Als sie bei einem Netzbetreiber fragte “Narrowband, ist das ein bestimmter Frequenzbereich?”, war der Firmenchef nicht vorbereitet und verhedderte sich beim Reden über lange Wellen, Megahertz und Kilohertz. “Ah ja. Fast verstanden”, gab sich die Kanzlerin nur knapp zufrieden – und man musste gleich an die CeBIT 2008 denken, als Sony Ericsson sein erstes Xperia-Smartphone präsentierte, wozu Angela Merkel nur sagte: “Ah, so wie das iPhone.” Auch damals gab es einige rote Köpfe beim Standrundgang, doch die CeBIT hat sich seit diesen Jahren sehr gewandelt.

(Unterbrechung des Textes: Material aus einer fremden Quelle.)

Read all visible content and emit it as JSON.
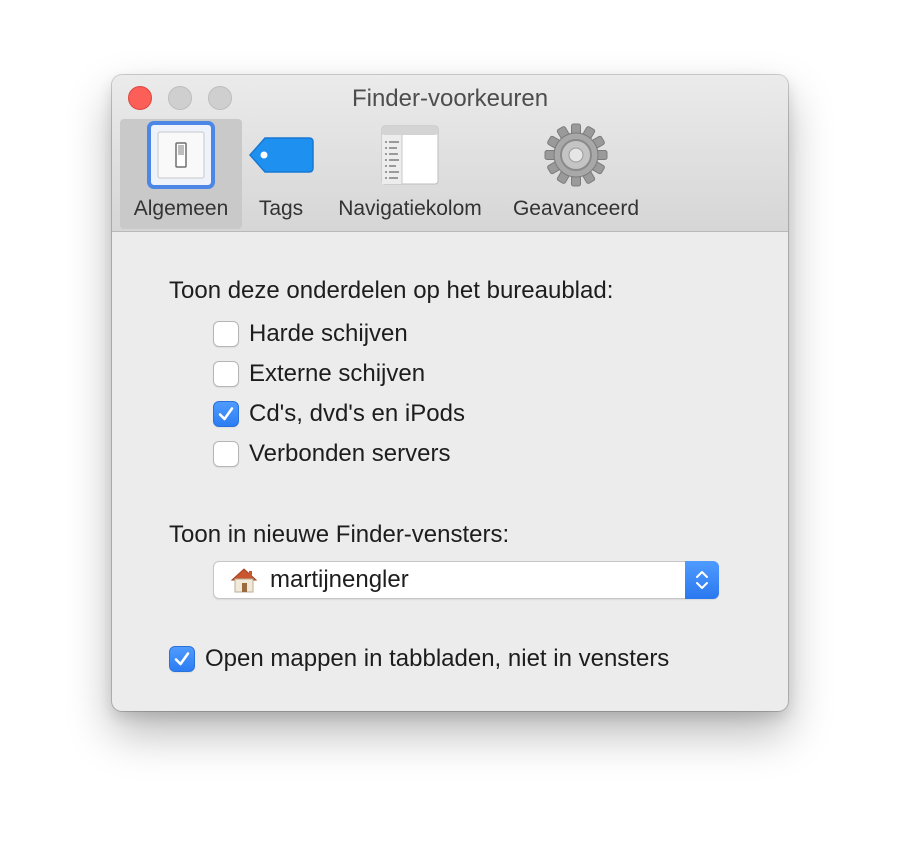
{
  "window": {
    "title": "Finder-voorkeuren"
  },
  "toolbar": {
    "items": [
      {
        "label": "Algemeen",
        "icon": "general-switch-icon",
        "selected": true
      },
      {
        "label": "Tags",
        "icon": "tag-icon",
        "selected": false
      },
      {
        "label": "Navigatiekolom",
        "icon": "sidebar-icon",
        "selected": false
      },
      {
        "label": "Geavanceerd",
        "icon": "gear-icon",
        "selected": false
      }
    ]
  },
  "desktop_section": {
    "heading": "Toon deze onderdelen op het bureaublad:",
    "options": [
      {
        "label": "Harde schijven",
        "checked": false
      },
      {
        "label": "Externe schijven",
        "checked": false
      },
      {
        "label": "Cd's, dvd's en iPods",
        "checked": true
      },
      {
        "label": "Verbonden servers",
        "checked": false
      }
    ]
  },
  "new_window_section": {
    "heading": "Toon in nieuwe Finder-vensters:",
    "selected_value": "martijnengler",
    "selected_icon": "home-icon"
  },
  "tabs_option": {
    "label": "Open mappen in tabbladen, niet in vensters",
    "checked": true
  },
  "colors": {
    "accent": "#2c7df3",
    "close": "#fc5f57",
    "tag": "#1e90f0"
  }
}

CeBIT 2017: Branchentreff für verrückte Versprechungen

Es ist nicht mehr so voll wie früher und der bunte Trubel ist den grauen Geschäftsanzügen gewichen. Auf der CeBIT werden Kontakte gemacht, die neue Firmenkunden bringen sollen. In Hannover sprechen Messebesucher über die Digitalisierung der Industrie, das Arbeiten in der Cloud oder die Maschine-zu-Maschine-Kommunikation (M2M) für den Mittelstand. Aus dem Publikumsmagneten, der bis zu 800.000 Besucher anzog und auch die Jugend ansprach, ist ein Branchentreff geworden.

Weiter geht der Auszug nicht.